Friday, October 7, 2016

Meanwhile, in Europe ...

I cannot find any health care voices against transgenderism in Europe.  Are there none?  Are they silenced, by peers or activists or a Google filter?  Even the famous Swedish study, a thirty-year cohort study published in 2011, which cited higher mortality (suicide; also, cardiovascular disease and cancers - both of which may be increased by the hormone regimens, although this remains to be defined) and morbidity (increased suicide attempts, increased inpatient psychiatric care for issues other than transgenderism, increased male-pattern violence among male-to-female individuals), was careful in its conclusion to not advocate against transgender hormones and surgery:

"This study found substantially higher rates of overall mortality, death from cardiovascular disease and suicide, suicide attempts, and psychiatric hospitalisations in sex-reassigned transsexual individuals compared to a healthy control population.
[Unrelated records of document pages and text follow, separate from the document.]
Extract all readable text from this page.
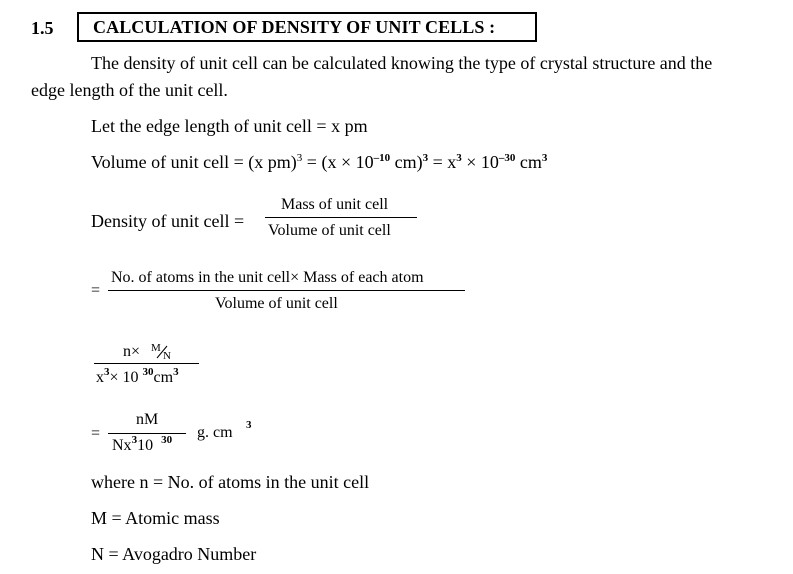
1.5 CALCULATION OF DENSITY OF UNIT CELLS :
The density of unit cell can be calculated knowing the type of crystal structure and the
edge length of the unit cell.
Let the edge length of unit cell = x pm
Volume of unit cell = (x $pm)^3 = (x \times 10^{-10}$ $cm)^3 = x^3 \times 10^{-30}$ $cm^3$
Density of unit cell =
Mass of unit cell
Volume of unit cell
=
No. of atoms in the unit cell× Mass of each atom
Volume of unit cell
n× M
N
$x^3\times 10$ $^{30}cm^3$
=
nM
Nx$^3$10 $^{30}$ g. cm 3
where n = No. of atoms in the unit cell
M = Atomic mass
N = Avogadro Number
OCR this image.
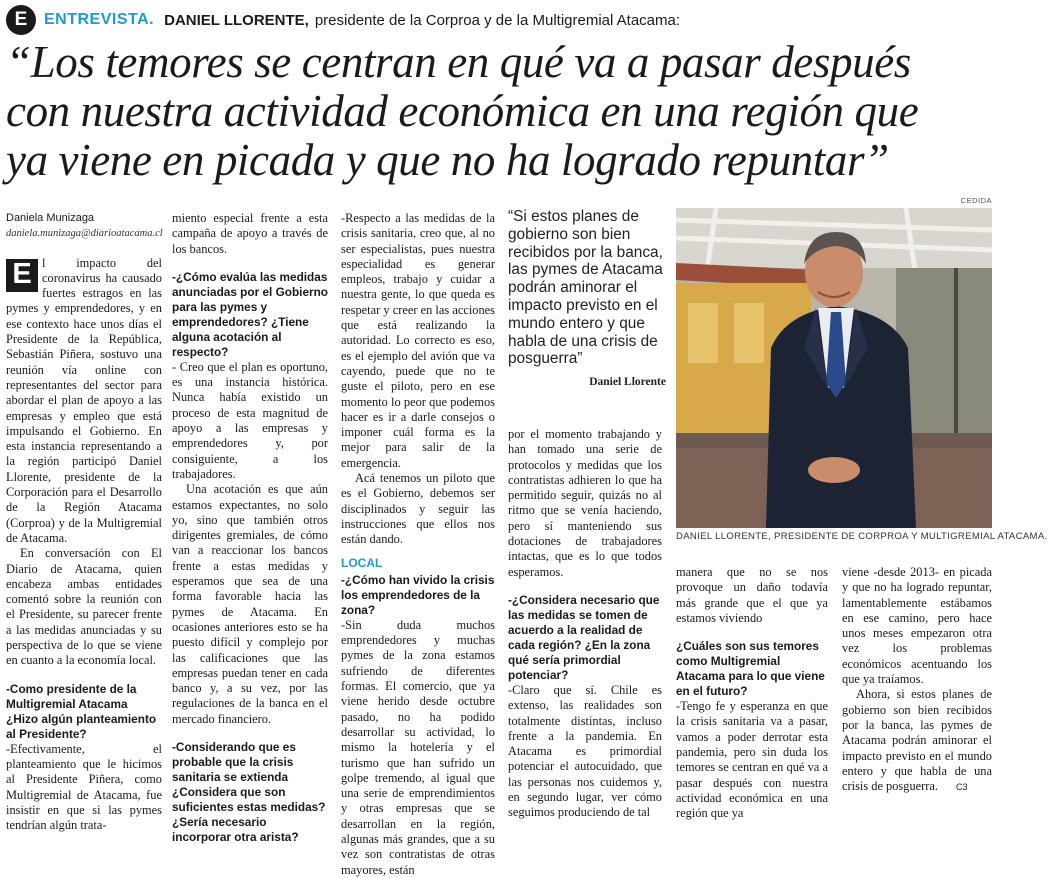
E	ENTREVISTA. DANIEL LLORENTE,
presidente de la Corproa y de la Multigremial Atacama:
“Los temores se centran en qué va a pasar después
con nuestra actividad económica en una región que
ya viene en picada y que no ha logrado repuntar”
Daniela Munizaga
daniela.munizaga@diarioatacama.cl
E l impacto del coronavirus ha causado fuertes estragos en las pymes y emprendedores, y en ese contexto hace unos días el Presidente de la República, Sebastián Piñera, sostuvo una reunión vía online con representantes del sector para abordar el plan de apoyo a las empresas y empleo que está impulsando el Gobierno. En esta instancia representando a la región participó Daniel Llorente, presidente de la Corporación para el Desarrollo de la Región Atacama (Corproa) y de la Multigremial de Atacama.

En conversación con El Diario de Atacama, quien encabeza ambas entidades comentó sobre la reunión con el Presidente, su parecer frente a las medidas anunciadas y su perspectiva de lo que se viene en cuanto a la economía local.

-Como presidente de la Multigremial Atacama ¿Hizo algún planteamiento al Presidente?

-Efectivamente, el planteamiento que le hicimos al Presidente Piñera, como Multigremial de Atacama, fue insistir en que si las pymes tendrían algún trata-

miento especial frente a esta campaña de apoyo a través de los bancos.

-¿Cómo evalúa las medidas anunciadas por el Gobierno para las pymes y emprendedores? ¿Tiene alguna acotación al respecto?

- Creo que el plan es oportuno, es una instancia histórica. Nunca había existido un proceso de esta magnitud de apoyo a las empresas y emprendedores y, por consiguiente, a los trabajadores.

Una acotación es que aún estamos expectantes, no solo yo, sino que también otros dirigentes gremiales, de cómo van a reaccionar los bancos frente a estas medidas y esperamos que sea de una forma favorable hacia las pymes de Atacama. En ocasiones anteriores esto se ha puesto difícil y complejo por las calificaciones que las empresas puedan tener en cada banco y, a su vez, por las regulaciones de la banca en el mercado financiero.

-Considerando que es probable que la crisis sanitaria se extienda ¿Considera que son suficientes estas medidas? ¿Sería necesario incorporar otra arista?

-Respecto a las medidas de la crisis sanitaria, creo que, al no ser especialistas, pues nuestra especialidad es generar empleos, trabajo y cuidar a nuestra gente, lo que queda es respetar y creer en las acciones que está realizando la autoridad. Lo correcto es eso, es el ejemplo del avión que va cayendo, puede que no te guste el piloto, pero en ese momento lo peor que podemos hacer es ir a darle consejos o imponer cuál forma es la mejor para salir de la emergencia.

Acá tenemos un piloto que es el Gobierno, debemos ser disciplinados y seguir las instrucciones que ellos nos están dando.

LOCAL

-¿Cómo han vivido la crisis los emprendedores de la zona?

-Sin duda muchos emprendedores y muchas pymes de la zona estamos sufriendo de diferentes formas. El comercio, que ya viene herido desde octubre pasado, no ha podido desarrollar su actividad, lo mismo la hotelería y el turismo que han sufrido un golpe tremendo, al igual que una serie de emprendimientos y otras empresas que se desarrollan en la región, algunas más grandes, que a su vez son contratistas de otras mayores, están

“Si estos planes de gobierno son bien recibidos por la banca, las pymes de Atacama podrán aminorar el impacto previsto en el mundo entero y que habla de una crisis de posguerra”
Daniel Llorente
CEDIDA
DANIEL LLORENTE, PRESIDENTE DE CORPROA Y MULTIGREMIAL ATACAMA.

por el momento trabajando y han tomado una serie de protocolos y medidas que los contratistas adhieren lo que ha permitido seguir, quizás no al ritmo que se venía haciendo, pero sí manteniendo sus dotaciones de trabajadores intactas, que es lo que todos esperamos.

-¿Considera necesario que las medidas se tomen de acuerdo a la realidad de cada región? ¿En la zona qué sería primordial potenciar?

-Claro que sí. Chile es extenso, las realidades son totalmente distintas, incluso frente a la pandemia. En Atacama es primordial potenciar el autocuidado, que las personas nos cuidemos y, en segundo lugar, ver cómo seguimos produciendo de tal

manera que no se nos provoque un daño todavía más grande que el que ya estamos viviendo

¿Cuáles son sus temores como Multigremial Atacama para lo que viene en el futuro?

-Tengo fe y esperanza en que la crisis sanitaria va a pasar, vamos a poder derrotar esta pandemia, pero sin duda los temores se centran en qué va a pasar después con nuestra actividad económica en una región que ya

viene -desde 2013- en picada y que no ha logrado repuntar, lamentablemente estábamos en ese camino, pero hace unos meses empezaron otra vez los problemas económicos acentuando los que ya traíamos.

Ahora, si estos planes de gobierno son bien recibidos por la banca, las pymes de Atacama podrán aminorar el impacto previsto en el mundo entero y que habla de una crisis de posguerra. C3
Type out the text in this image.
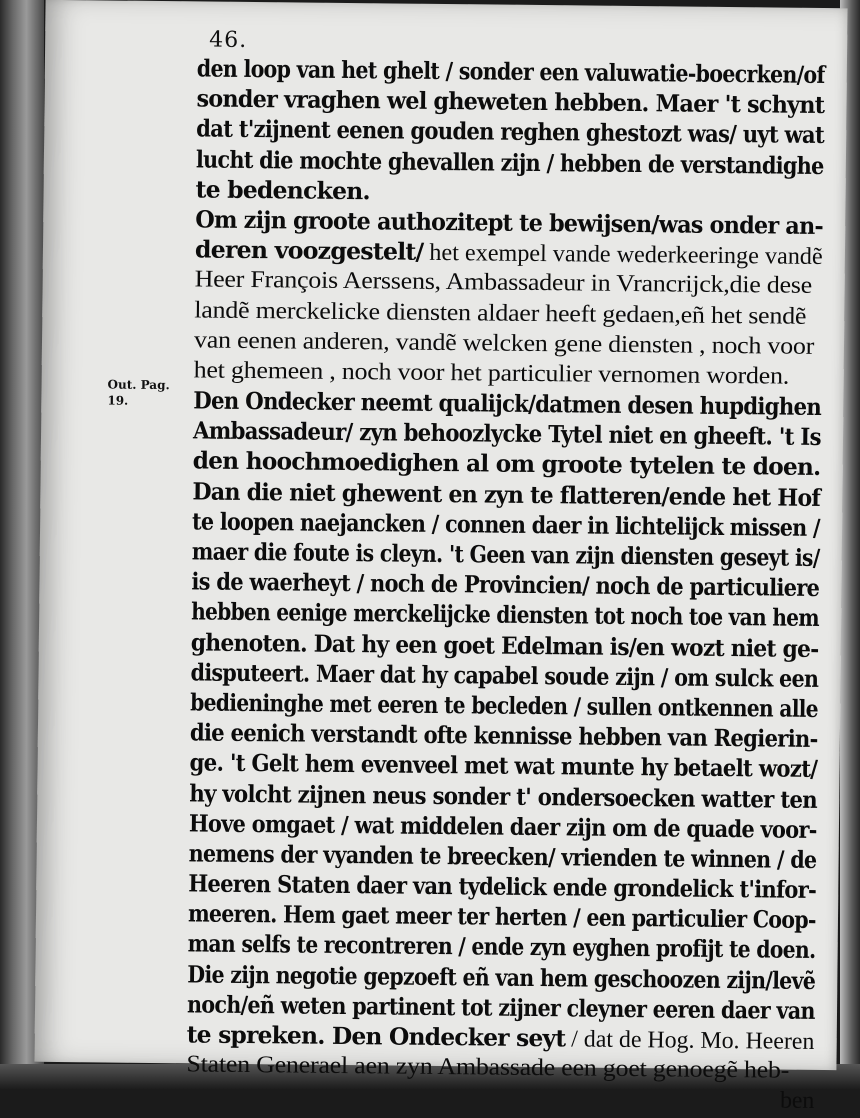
46.
Out. Pag.
19.
den loop van het ghelt / sonder een valuwatie-boecrken/of
sonder vraghen wel gheweten hebben. Maer 't schynt
dat t'zijnent eenen gouden reghen ghestozt was/ uyt wat
lucht die mochte ghevallen zijn / hebben de verstandighe
te bedencken.
Om zijn groote authozitept te bewijsen/was onder an-
deren voozgestelt/ het exempel vande wederkeeringe vandẽ
Heer François Aerssens, Ambassadeur in Vrancrijck,die dese
landẽ merckelicke diensten aldaer heeft gedaen,eñ het sendẽ
van eenen anderen, vandẽ welcken gene diensten , noch voor
het ghemeen , noch voor het particulier vernomen worden.
Den Ondecker neemt qualijck/datmen desen hupdighen
Ambassadeur/ zyn behoozlycke Tytel niet en gheeft. 't Is
den hoochmoedighen al om groote tytelen te doen.
Dan die niet ghewent en zyn te flatteren/ende het Hof
te loopen naejancken / connen daer in lichtelijck missen /
maer die foute is cleyn. 't Geen van zijn diensten geseyt is/
is de waerheyt / noch de Provincien/ noch de particuliere
hebben eenige merckelijcke diensten tot noch toe van hem
ghenoten. Dat hy een goet Edelman is/en wozt niet ge-
disputeert. Maer dat hy capabel soude zijn / om sulck een
bedieninghe met eeren te becleden / sullen ontkennen alle
die eenich verstandt ofte kennisse hebben van Regierin-
ge. 't Gelt hem evenveel met wat munte hy betaelt wozt/
hy volcht zijnen neus sonder t' ondersoecken watter ten
Hove omgaet / wat middelen daer zijn om de quade voor-
nemens der vyanden te breecken/ vrienden te winnen / de
Heeren Staten daer van tydelick ende grondelick t'infor-
meeren. Hem gaet meer ter herten / een particulier Coop-
man selfs te recontreren / ende zyn eyghen profijt te doen.
Die zijn negotie gepzoeft eñ van hem geschoozen zijn/levẽ
noch/eñ weten partinent tot zijner cleyner eeren daer van
te spreken. Den Ondecker seyt / dat de Hog. Mo. Heeren
Staten Generael aen zyn Ambassade een goet genoegẽ heb-
ben
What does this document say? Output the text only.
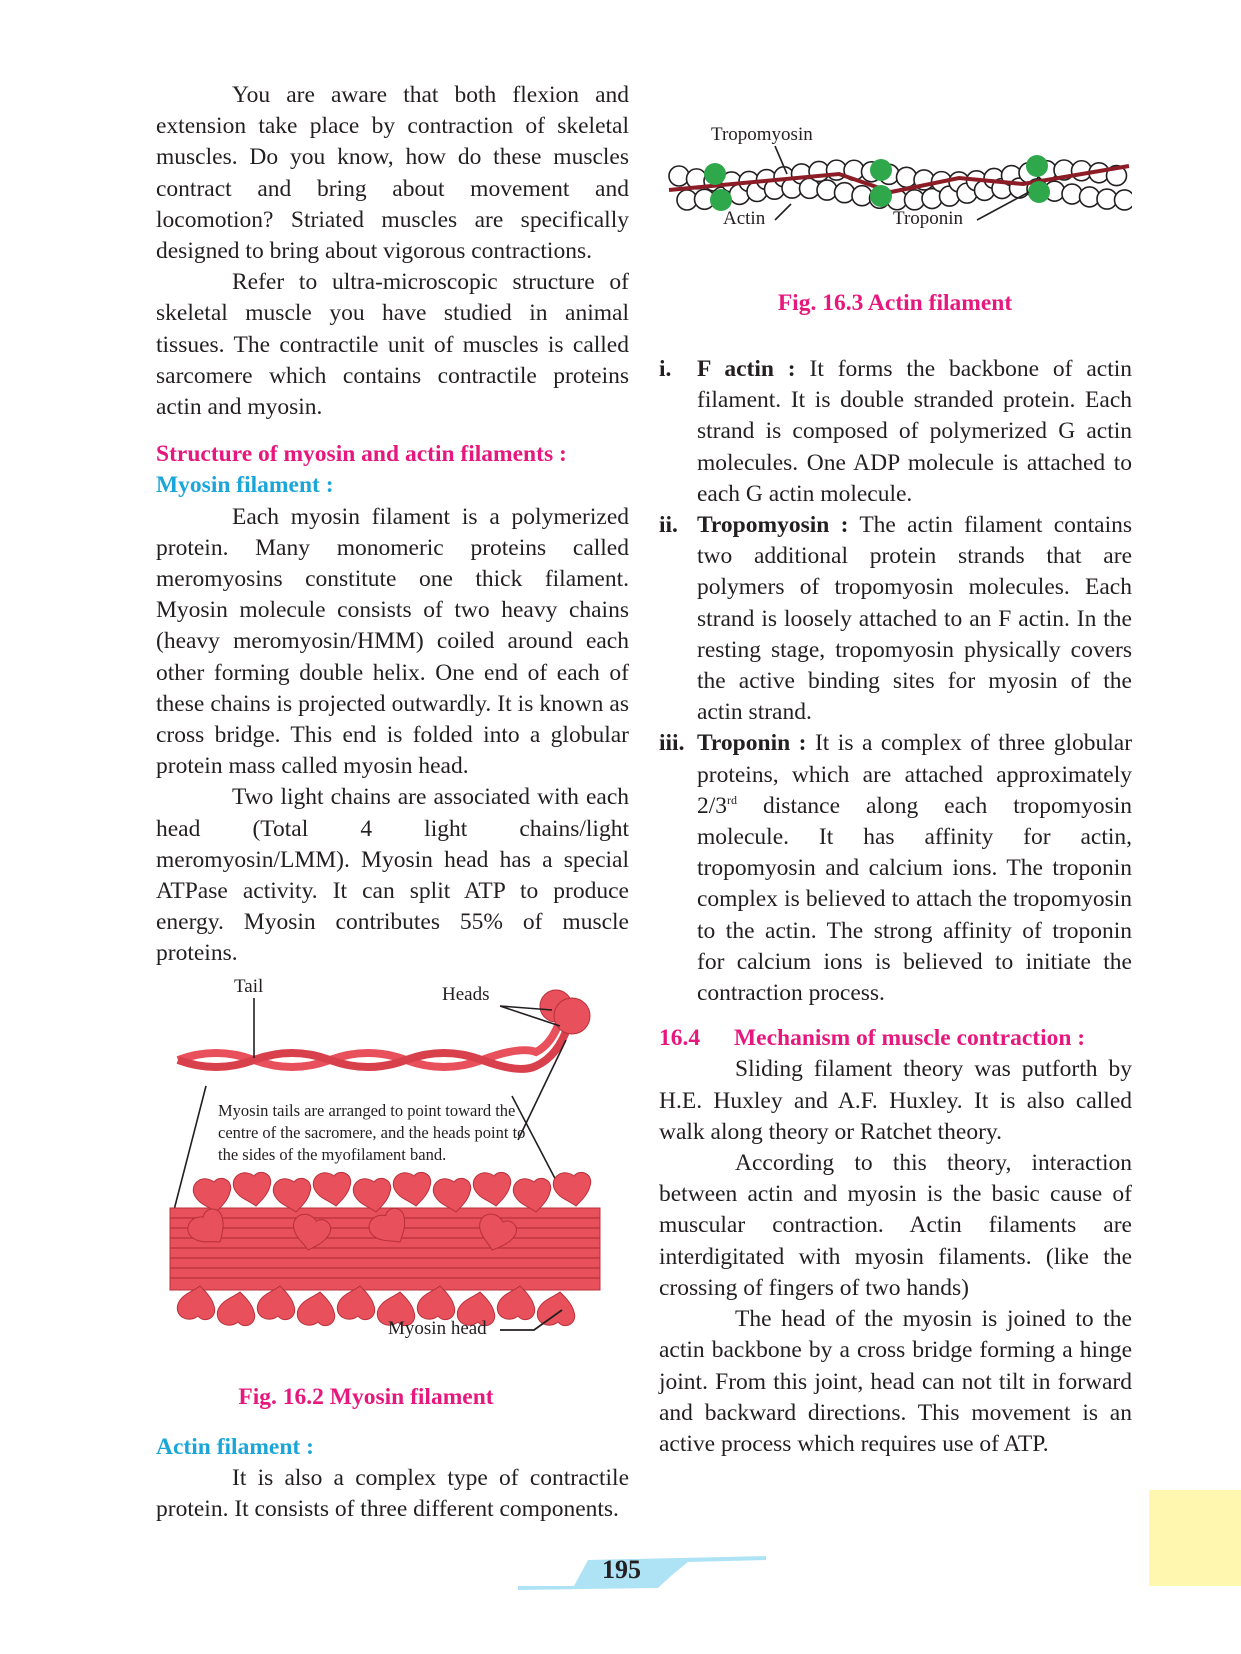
You are aware that both flexion and extension take place by contraction of skeletal muscles. Do you know, how do these muscles contract and bring about movement and locomotion? Striated muscles are specifically designed to bring about vigorous contractions.

Refer to ultra-microscopic structure of skeletal muscle you have studied in animal tissues. The contractile unit of muscles is called sarcomere which contains contractile proteins actin and myosin.

Structure of myosin and actin filaments :

Myosin filament :

Each myosin filament is a polymerized protein. Many monomeric proteins called meromyosins constitute one thick filament. Myosin molecule consists of two heavy chains (heavy meromyosin/HMM) coiled around each other forming double helix. One end of each of these chains is projected outwardly. It is known as cross bridge. This end is folded into a globular protein mass called myosin head.

Two light chains are associated with each head (Total 4 light chains/light meromyosin/LMM). Myosin head has a special ATPase activity. It can split ATP to produce energy. Myosin contributes 55% of muscle proteins.

Tail	Heads
Myosin tails are arranged to point toward the centre of the sacromere, and the heads point to the sides of the myofilament band.
Myosin head
Fig. 16.2 Myosin filament

Actin filament :

It is also a complex type of contractile protein. It consists of three different components.

Tropomyosin
Actin	Troponin
Fig. 16.3 Actin filament
i. F actin : It forms the backbone of actin filament. It is double stranded protein. Each strand is composed of polymerized G actin molecules. One ADP molecule is attached to each G actin molecule.
ii. Tropomyosin : The actin filament contains two additional protein strands that are polymers of tropomyosin molecules. Each strand is loosely attached to an F actin. In the resting stage, tropomyosin physically covers the active binding sites for myosin of the actin strand.
iii. Troponin : It is a complex of three globular proteins, which are attached approximately 2/3rd distance along each tropomyosin molecule. It has affinity for actin, tropomyosin and calcium ions. The troponin complex is believed to attach the tropomyosin to the actin. The strong affinity of troponin for calcium ions is believed to initiate the contraction process.

16.4 Mechanism of muscle contraction :

Sliding filament theory was putforth by H.E. Huxley and A.F. Huxley. It is also called walk along theory or Ratchet theory.

According to this theory, interaction between actin and myosin is the basic cause of muscular contraction. Actin filaments are interdigitated with myosin filaments. (like the crossing of fingers of two hands)

The head of the myosin is joined to the actin backbone by a cross bridge forming a hinge joint. From this joint, head can not tilt in forward and backward directions. This movement is an active process which requires use of ATP.

195
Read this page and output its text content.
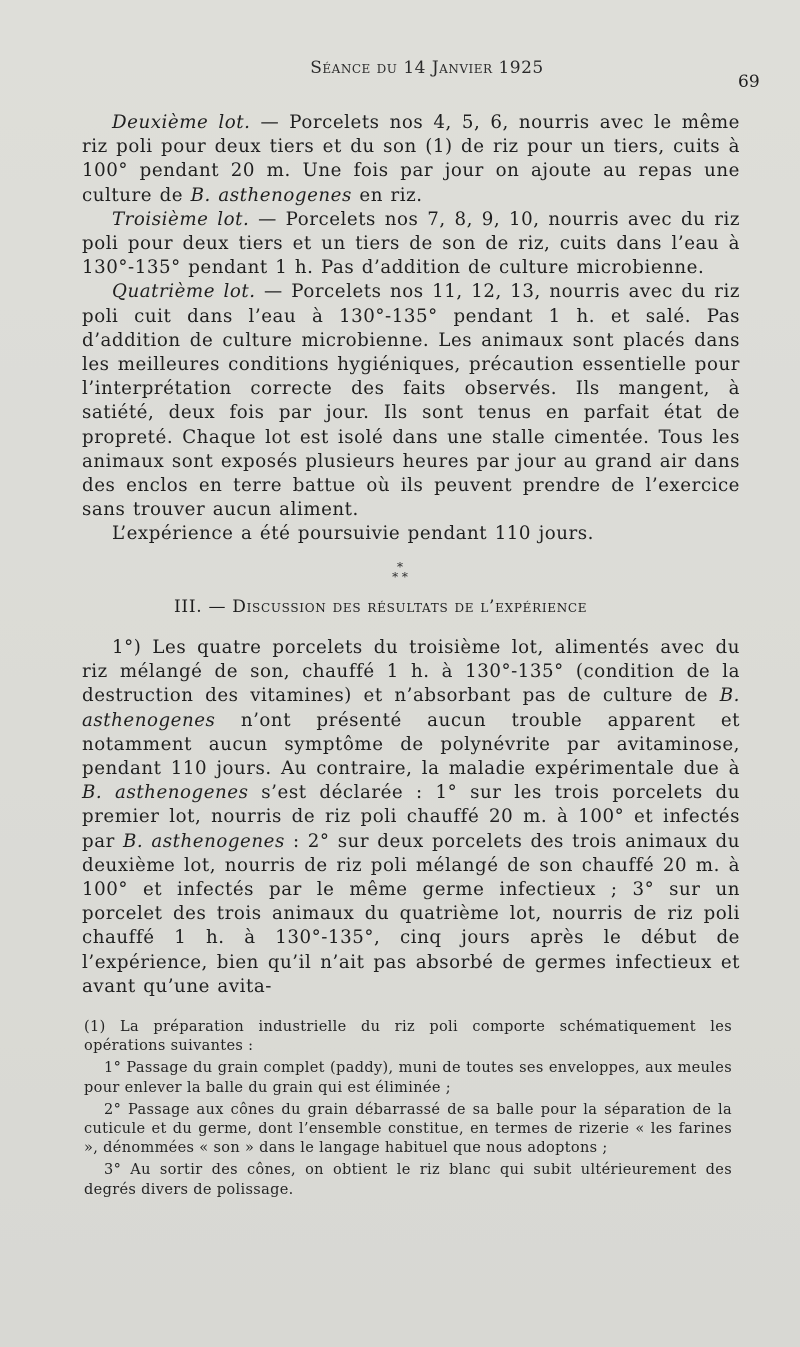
Séance du 14 Janvier 1925
69

Deuxième lot. — Porcelets nos 4, 5, 6, nourris avec le même riz poli pour deux tiers et du son (1) de riz pour un tiers, cuits à 100° pendant 20 m. Une fois par jour on ajoute au repas une culture de B. asthenogenes en riz.

Troisième lot. — Porcelets nos 7, 8, 9, 10, nourris avec du riz poli pour deux tiers et un tiers de son de riz, cuits dans l’eau à 130°-135° pendant 1 h. Pas d’addition de culture microbienne.

Quatrième lot. — Porcelets nos 11, 12, 13, nourris avec du riz poli cuit dans l’eau à 130°-135° pendant 1 h. et salé. Pas d’addition de culture microbienne. Les animaux sont placés dans les meilleures conditions hygiéniques, précaution essentielle pour l’interprétation correcte des faits observés. Ils mangent, à satiété, deux fois par jour. Ils sont tenus en parfait état de propreté. Chaque lot est isolé dans une stalle cimentée. Tous les animaux sont exposés plusieurs heures par jour au grand air dans des enclos en terre battue où ils peuvent prendre de l’exercice sans trouver aucun aliment.

L’expérience a été poursuivie pendant 110 jours.

*
* *
III. — Discussion des résultats de l’expérience

1°) Les quatre porcelets du troisième lot, alimentés avec du riz mélangé de son, chauffé 1 h. à 130°-135° (condition de la destruction des vitamines) et n’absorbant pas de culture de B. asthenogenes n’ont présenté aucun trouble apparent et notamment aucun symptôme de polynévrite par avitaminose, pendant 110 jours. Au contraire, la maladie expérimentale due à B. asthenogenes s’est déclarée : 1° sur les trois porcelets du premier lot, nourris de riz poli chauffé 20 m. à 100° et infectés par B. asthenogenes : 2° sur deux porcelets des trois animaux du deuxième lot, nourris de riz poli mélangé de son chauffé 20 m. à 100° et infectés par le même germe infectieux ; 3° sur un porcelet des trois animaux du quatrième lot, nourris de riz poli chauffé 1 h. à 130°-135°, cinq jours après le début de l’expérience, bien qu’il n’ait pas absorbé de germes infectieux et avant qu’une avita-

(1) La préparation industrielle du riz poli comporte schématiquement les opérations suivantes :

1° Passage du grain complet (paddy), muni de toutes ses enveloppes, aux meules pour enlever la balle du grain qui est éliminée ;

2° Passage aux cônes du grain débarrassé de sa balle pour la séparation de la cuticule et du germe, dont l’ensemble constitue, en termes de rizerie « les farines », dénommées « son » dans le langage habituel que nous adoptons ;

3° Au sortir des cônes, on obtient le riz blanc qui subit ultérieurement des degrés divers de polissage.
This highlights that post surgical transsexuals are a risk group that need long-term psychiatric and somatic follow-up. Even though surgery and hormonal therapy alleviates gender dysphoria, it is apparently not sufficient to remedy the high rates of morbidity and mortality found among transsexual persons. Improved care for the transsexual group after the sex reassignment should therefore be considered."

Note the cautiously embedded recommendation that the 'improved care' transgendered patients need is not more of the care currently offered - hormones and surgery - but psychiatric.

I recommend we start with improved psychiatric care for individuals who identify as transgender, and then see if the next steps deemed appropriate are hormones and surgery.